U2 ne demanderait plus jamais à son public de se confronter à des atrocités comme celle-ci. Au milieu des années 2000, leur activisme vide de sens s’accompagnait de demandes consuméristes : acheter des produits (RED), regarder la diffusion du Live 8, arborer un bracelet Make Poverty History blanc comme neige à côté de votre Livestrong jaune canari. Les personnes qui vivaient réellement avec le VIH ou dans la pauvreté n’étaient pas les porte-parole de ces campagnes ; c’était Bono, qui posait en couverture de Vanity Fair aux côtés de Condoleezza Rice. Bien que le groupe interprète toujours en concert l’étonnant titre de 1995 « Miss Sarajevo », celui-ci est désormais séparé de son contexte original. Si l’on en croit la récente polémique autour de la déclaration de Dua Lipa sur l’indigénéité des Albanais du Kosovo, la plupart des jeunes ne sont pas du tout conscients des crimes de guerre commis par la Serbie. C’est une histoire qui doit être enseignée ; U2, malheureusement, n’est plus dans le domaine de l’éducation.
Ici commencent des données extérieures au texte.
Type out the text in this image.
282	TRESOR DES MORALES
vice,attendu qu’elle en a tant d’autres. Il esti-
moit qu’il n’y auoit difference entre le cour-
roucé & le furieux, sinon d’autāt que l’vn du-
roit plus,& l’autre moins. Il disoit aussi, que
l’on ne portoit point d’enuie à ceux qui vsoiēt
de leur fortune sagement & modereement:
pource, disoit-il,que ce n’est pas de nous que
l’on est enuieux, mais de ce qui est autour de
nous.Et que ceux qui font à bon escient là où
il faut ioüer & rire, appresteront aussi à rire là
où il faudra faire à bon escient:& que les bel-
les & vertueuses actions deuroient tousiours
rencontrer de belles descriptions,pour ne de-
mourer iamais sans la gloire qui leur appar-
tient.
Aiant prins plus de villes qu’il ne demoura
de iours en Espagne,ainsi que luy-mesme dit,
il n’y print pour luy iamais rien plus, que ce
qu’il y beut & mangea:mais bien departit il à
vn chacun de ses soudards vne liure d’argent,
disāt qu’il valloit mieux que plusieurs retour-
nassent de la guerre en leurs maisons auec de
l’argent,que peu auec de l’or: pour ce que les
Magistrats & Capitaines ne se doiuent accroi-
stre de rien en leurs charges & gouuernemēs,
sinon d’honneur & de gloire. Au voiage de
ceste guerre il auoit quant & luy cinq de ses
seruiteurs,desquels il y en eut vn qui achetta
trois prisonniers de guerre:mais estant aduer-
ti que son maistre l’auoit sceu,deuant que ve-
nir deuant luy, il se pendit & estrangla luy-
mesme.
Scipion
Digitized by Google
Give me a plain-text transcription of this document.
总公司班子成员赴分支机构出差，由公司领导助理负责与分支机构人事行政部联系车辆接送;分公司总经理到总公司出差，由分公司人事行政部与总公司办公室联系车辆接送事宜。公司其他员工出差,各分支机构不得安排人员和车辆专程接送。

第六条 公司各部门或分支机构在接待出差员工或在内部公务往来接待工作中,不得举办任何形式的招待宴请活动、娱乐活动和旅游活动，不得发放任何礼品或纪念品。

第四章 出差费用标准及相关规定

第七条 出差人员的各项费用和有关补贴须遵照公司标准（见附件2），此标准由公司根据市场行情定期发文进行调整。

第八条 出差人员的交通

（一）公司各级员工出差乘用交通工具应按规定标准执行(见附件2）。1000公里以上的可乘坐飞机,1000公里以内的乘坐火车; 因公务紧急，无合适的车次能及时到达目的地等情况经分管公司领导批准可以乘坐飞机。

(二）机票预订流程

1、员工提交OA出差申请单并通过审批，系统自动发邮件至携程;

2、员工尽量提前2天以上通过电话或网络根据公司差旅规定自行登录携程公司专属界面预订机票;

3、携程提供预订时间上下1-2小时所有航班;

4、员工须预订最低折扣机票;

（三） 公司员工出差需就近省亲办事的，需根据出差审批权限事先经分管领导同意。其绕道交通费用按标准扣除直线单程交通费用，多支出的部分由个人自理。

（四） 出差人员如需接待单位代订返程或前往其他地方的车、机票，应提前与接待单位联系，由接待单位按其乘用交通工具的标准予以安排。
Mais Zoo TV était le mélange parfait de forme et de contenu pour son moment politique : une confrontation directe de la violence lointaine, un refus subversif de Dieu et du Diable à la fois, une main tendue dans l’amitié sur un quai de métro autrement bondé de gens se dépêchant de rentrer chez eux pour regarder la télévision. Il était assez sage pour comprendre que l’avenir pouvait être sombre, mais n’avait pas peur d’aller de l’avant. « Je n’ai pas de boussole », chantait Bono, sur la chanson titre de Zooropa. « Et je n’ai pas de carte, et je n’ai pas de raisons, pas de raisons de revenir en arrière ». Il n’a pas de religion, non plus ; Cash non plus, errant à la conclusion de l’album. » Jesus « , chante-t-il, » ne m’attends pas « , ayant quitté sa maison avec » rien d’autre que la pensée de toi » – toi, une autre personne ; la même sorte, peut-être, qui a ouvert les yeux du narrateur de » The First Time « . Il est intéressant de comparer « The Wanderer » au chef-d’œuvre de fin de vie de Cash, la vidéo de « Hurt ». Le réalisateur Mark Romanek filme Cash dans une panoplie de délicatesses d’un maître hollandais en lente décomposition ; sa caméra s’attarde sur une maison de Cash abîmée par la négligence. Et pourtant June est dans le cadre, vivante, regardant son mari et l’aimant. « Je suis parti sans rien », chante Cash sur Zooropa, « mais avec l’idée que tu serais là, toi aussi ». Et là, à la toute fin, elle était.